Concept attributions answer the question: which parts of the input are responsible for activating a given concept?

This is achieved by combining the concept framework with the attribution framework: a fitted concept explainer exposes an get_inputs_to_concepts_model() method that returns a model mapping raw inputs to concept activations. This model can then be passed to any perturbation-based attribution method (Lime, KernelShap, Occlusion, Sobol).

Overview

The input-to-concept attribution pipeline has three steps:

  1. Fit a concept explainer on model activations (as in the standard concept pipeline).
  2. Get the bridge model via concept_explainer.get_inputs_to_concepts_model().
  3. Run an attribution method using the bridge model and the model's tokenizer.

The result is a per-token attribution for each selected concept.

Quick Example

import torch
from interpreto import Occlusion, SplitterForClassification
from interpreto.concepts import SemiNMFConcepts

# 1. Setup the split model
splitter = SplitterForClassification(
    "nateraw/bert-base-uncased-emotion",
    batch_size=32,
    device_map="cuda",
)

# 2. Fit a concept explainer
activations, predictions = splitter.get_activations(train_texts, tqdm_bar=True)
concept_explainer = SemiNMFConcepts(splitter, nb_concepts=20, device="cuda")
concept_explainer.fit(activations)

# 3. Compute input-to-concept attributions
explainer = Occlusion(
    concept_explainer.get_inputs_to_concepts_model(),
    splitter.tokenizer,
    batch_size=256,
)

# Explain all concepts for a single input
results = explainer.explain("The stock market rallied on strong earnings.")

# Or explain specific concepts only
results = explainer.explain("Some text.", targets=torch.arange(5))

# See tutorials for visualization examples

How It Works

The get_inputs_to_concepts_model() property returns a ModelForInputsToConcepts object that:

  1. Passes inputs through the model backbone via SplitterForClassification.inputs_to_activations to obtain CLS-token representations.
  2. Encodes those latent activations into concept space using the fitted concept model's encoder.
  3. Returns concept activations as pseudo-logits, which the attribution method treats as outputs.

The attribution method then perturbs input tokens and measures the change in concept activations, producing token-level importance scores for each concept.

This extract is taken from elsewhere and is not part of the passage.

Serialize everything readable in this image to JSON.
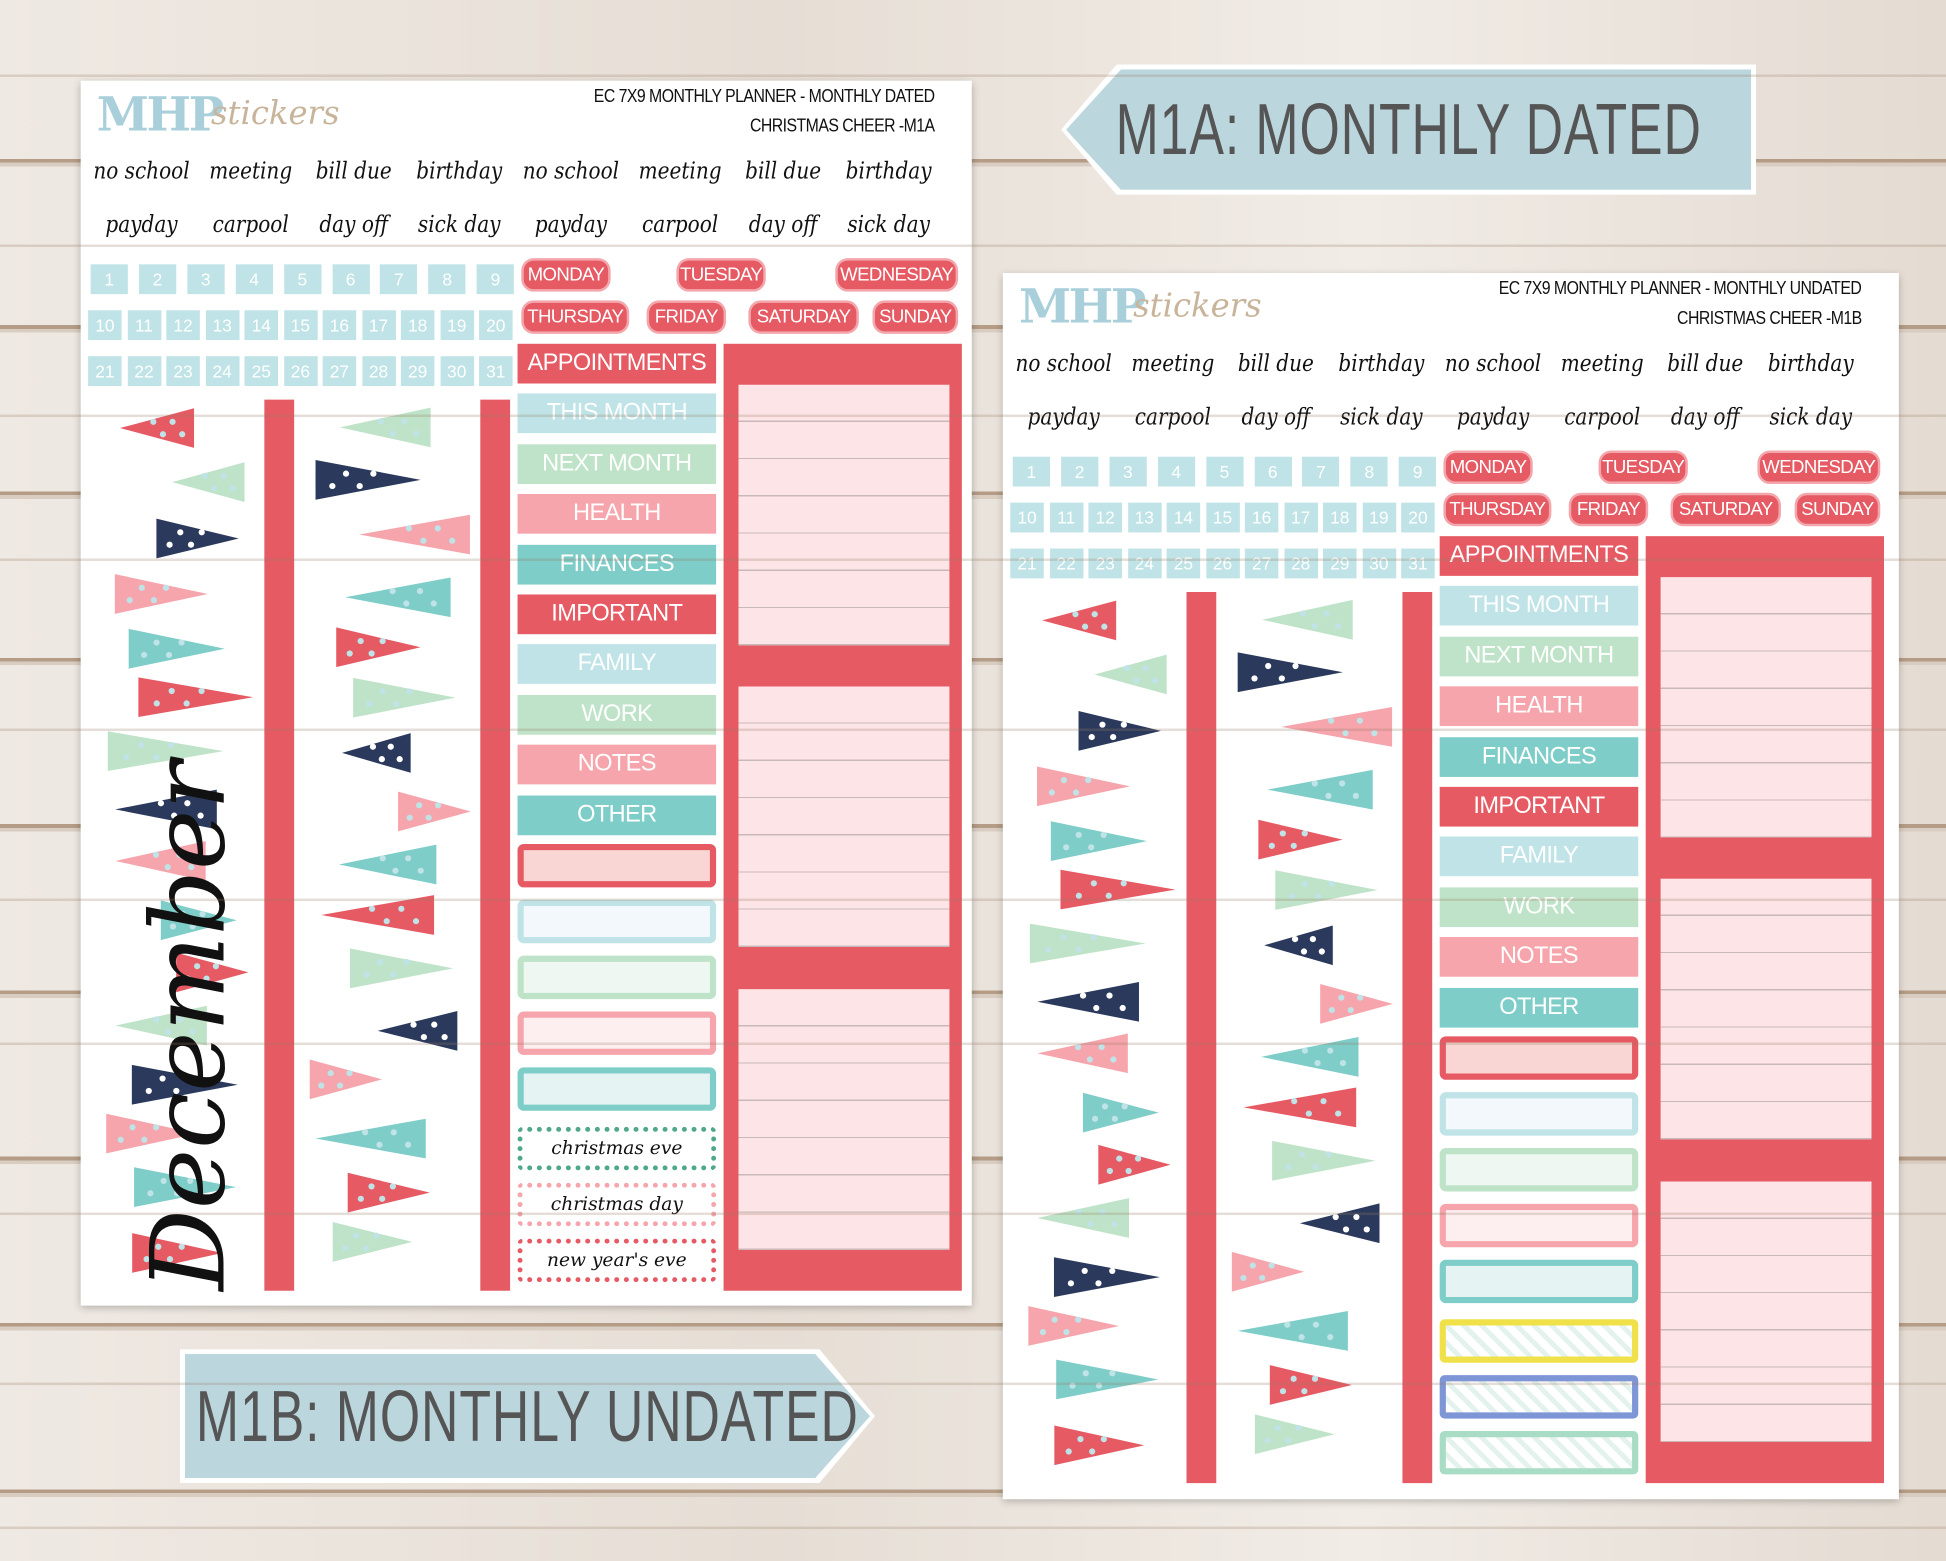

Supported Attribution Methods

Only perturbation-based methods are supported:

Method Description
Occlusion Masks tokens one at a time
Lime Fits a local linear model on perturbed inputs
KernelShap SHAP values via weighted linear regression
Sobol Sobol sensitivity indices

Gradient-based methods (Saliency, IntegratedGradients, etc.) are not compatible because the pipeline involves nnsight tracing which breaks the gradient tape.

Targets

The targets parameter in explainer.explain(inputs, targets=...) specifies which concepts to explain:

  • targets=None: Explain all concepts (default).
  • targets=torch.arange(5): Explain concepts 0 through 4.
  • targets=torch.tensor([2, 7, 15]): Explain specific concept indices.

Targets are shared across all input samples in a batch.

Combining with Other Interpretations

Input-to-concept attributions complement other interpretation methods:

  • TopKInputs: Identifies the most activating samples for each concept globally.
  • Concept attributions: Reveals which tokens in a specific input drive each concept.
  • Concept output gradients: Shows which concepts matter for each output class.

Together, they provide a complete interpretability story: which tokens activate which concepts, and which concepts drive which predictions.